After a successful round of chemotherapy, Tan was strong enough to take the next step in his recovery process: a stem cell transplant, his only option for a fully curative therapy. A donor match was made from within his family, and he received his transplant on Oct. 13. Earlier this year, Tan was healthy enough and cleared to travel back to his Manila home, where the couple’s teenage son and daughter were waiting to see their parents after months of being apart. For now, he will return to City of Hope every three months to received medications to prevent a relapse in leukemia as well as fungal infections, drugs that are not available in the Philippines at this time.
Since his transplant, Tan remains in good health, with no evidence of disease. Just a few months earlier, City of Hope child life specialists held a virtual call with the Tans’ children to let them know what their dad was going to go through, the milestones to expect, and to manage their expectations and answer questions.

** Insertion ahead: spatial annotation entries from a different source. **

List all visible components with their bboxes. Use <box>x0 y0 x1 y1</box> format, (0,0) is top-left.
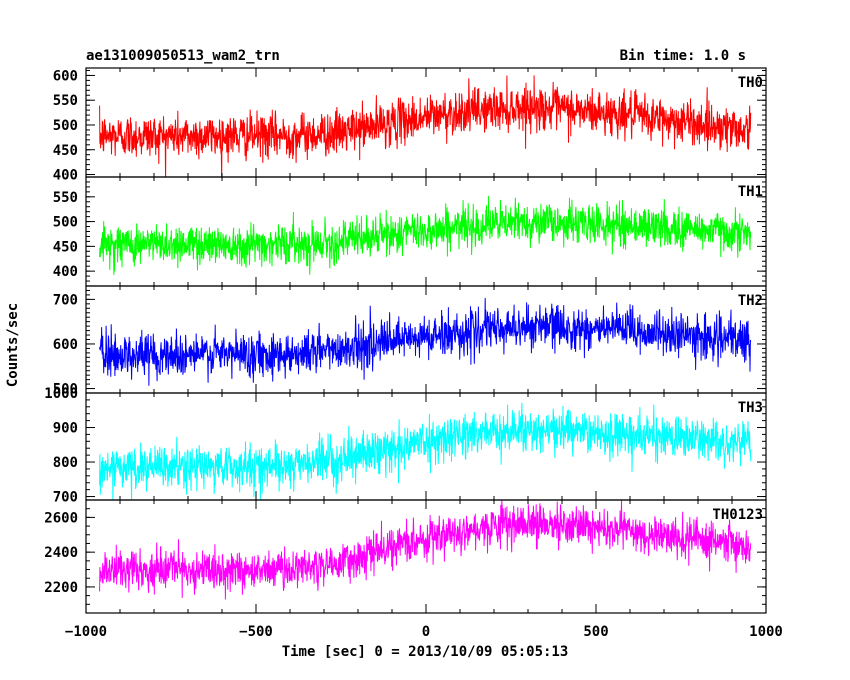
y-tick-label: 700 <box>53 292 78 308</box>
series-label-th1: TH1 <box>738 184 763 200</box>
panel-th1: 400 450 500 550 TH1 <box>53 176 767 287</box>
x-axis-label: Time [sec] 0 = 2013/10/09 05:05:13 <box>282 644 569 660</box>
y-tick-label: 500 <box>53 118 78 134</box>
y-tick-label: 600 <box>53 337 78 353</box>
y-tick-label: 2600 <box>44 510 78 526</box>
series-line-th0 <box>99 75 752 177</box>
y-tick-label: 500 <box>53 382 78 398</box>
y-tick-label: 900 <box>53 421 78 437</box>
x-axis: −1000 −500 0 500 1000 <box>65 624 783 640</box>
y-tick-label: 400 <box>53 168 78 184</box>
series-label-th0: TH0 <box>738 75 763 91</box>
panel-th3: 700 800 900 1000 TH3 <box>44 386 767 506</box>
x-tick-label: 1000 <box>749 624 783 640</box>
series-line-th1 <box>99 195 752 275</box>
x-tick-label: −1000 <box>65 624 107 640</box>
panel-th0123: 2200 2400 2600 TH0123 <box>44 499 767 614</box>
panel-frame <box>85 499 767 614</box>
y-axis-label: Counts/sec <box>5 303 21 387</box>
series-line-th2 <box>99 297 752 386</box>
panels-group: 400 450 500 550 600 TH0 400 450 500 550 TH1 500 600 7… <box>44 67 767 614</box>
panel-th2: 500 600 700 TH2 <box>53 285 767 398</box>
y-tick-label: 550 <box>53 93 78 109</box>
y-tick-label: 2200 <box>44 580 78 596</box>
y-tick-label: 550 <box>53 190 78 206</box>
y-tick-label: 800 <box>53 455 78 471</box>
x-tick-label: −500 <box>239 624 273 640</box>
y-tick-label: 1000 <box>44 386 78 402</box>
y-tick-label: 400 <box>53 264 78 280</box>
x-tick-label: 0 <box>422 624 430 640</box>
y-tick-label: 700 <box>53 490 78 506</box>
series-label-th2: TH2 <box>738 293 763 309</box>
panel-frame <box>85 176 767 287</box>
header-left-title: ae131009050513_wam2_trn <box>86 48 280 64</box>
x-tick-label: 500 <box>583 624 608 640</box>
y-tick-label: 600 <box>53 68 78 84</box>
series-label-th0123: TH0123 <box>712 507 763 523</box>
y-tick-label: 500 <box>53 215 78 231</box>
series-label-th3: TH3 <box>738 400 763 416</box>
header-right-bin-time: Bin time: 1.0 s <box>620 48 746 64</box>
y-tick-label: 2400 <box>44 545 78 561</box>
y-tick-label: 450 <box>53 239 78 255</box>
series-line-th0123 <box>99 500 752 600</box>
panel-th0: 400 450 500 550 600 TH0 <box>53 67 767 184</box>
y-tick-label: 450 <box>53 143 78 159</box>
series-line-th3 <box>99 402 752 500</box>
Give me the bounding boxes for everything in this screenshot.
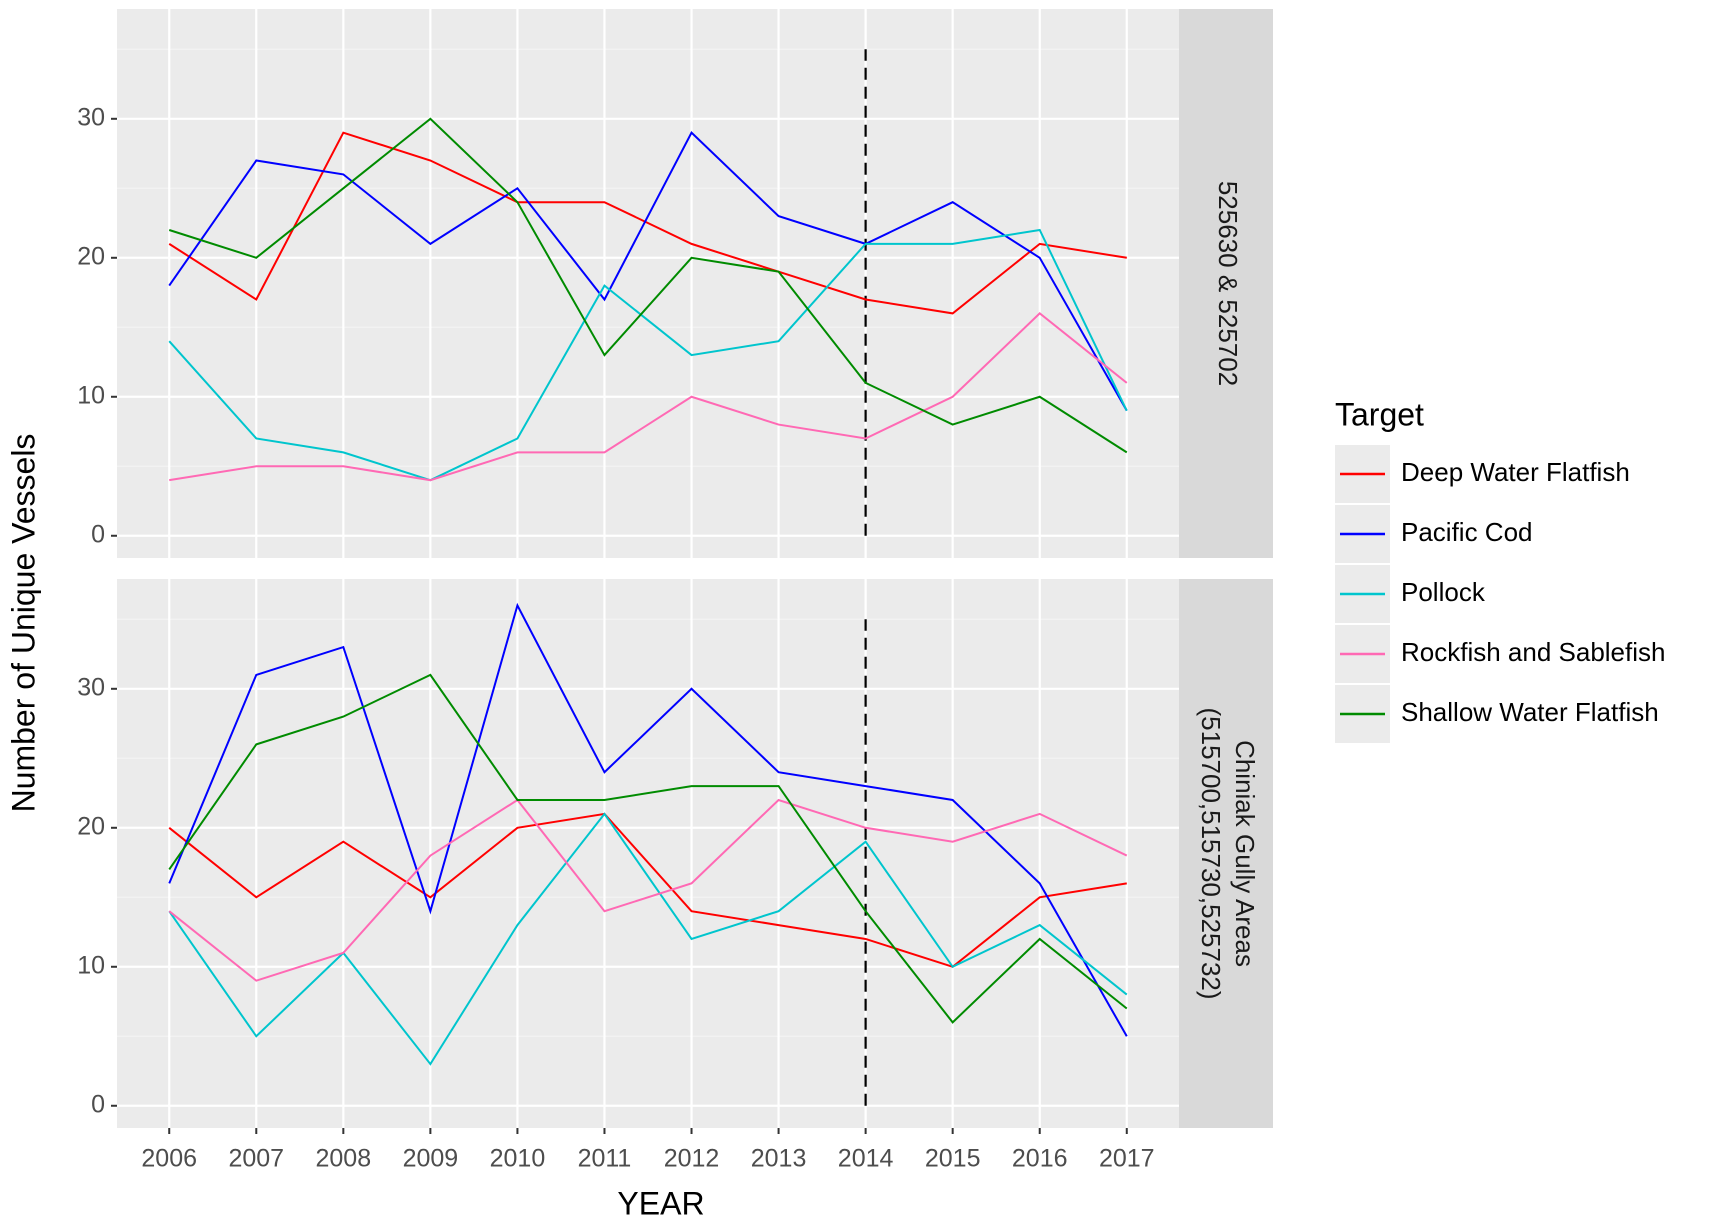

The Tans also befriended a former patient and his wife who offered to share his story with new patients to give them his firsthand account of his treatment and experience with City of Hope.
“My wife and I were so fortunate to be able to talk with them,” Tan said. “It gave us confidence and a sense of peace in speaking with them. He went out of his way to assure us that everything was going to be OK, because ‘you’re at City of Hope now.’”
It was that attention to detail and the interdisciplinary approach to their care experience that the Tans said made such an impact.
“When we came here, the first thing we were struck by was the big HOPE letters in the courtyard,” Tan said. “That was our first selfie, in front of those big letters that really did give us actual hope that I came to the right place for the right treatment for me.”
An International Ambassador
The Tans were also inspired by the credo captured on the Golter Gate about preserving the soul as well as the body. “I saw that everywhere we went on campus,” Tan said. “With Dr. Stein, all my nurses, my nurse practitioner, the valets, everyone. The fear that I had about what was going on with me melted away a little. City of Hope felt like home. That really helped me in my treatment and recovery. The environment and culture of City of Hope made a big difference.”
After his recovery, Tan said he wants to be an “ambassador” for City of Hope among Asian populations and in Asian countries.
“I am so thankful to City of Hope and the Center for International Medicine for taking me on,” he said. “I would like to share my story to others internationally who may benefit from what City of Hope can do.”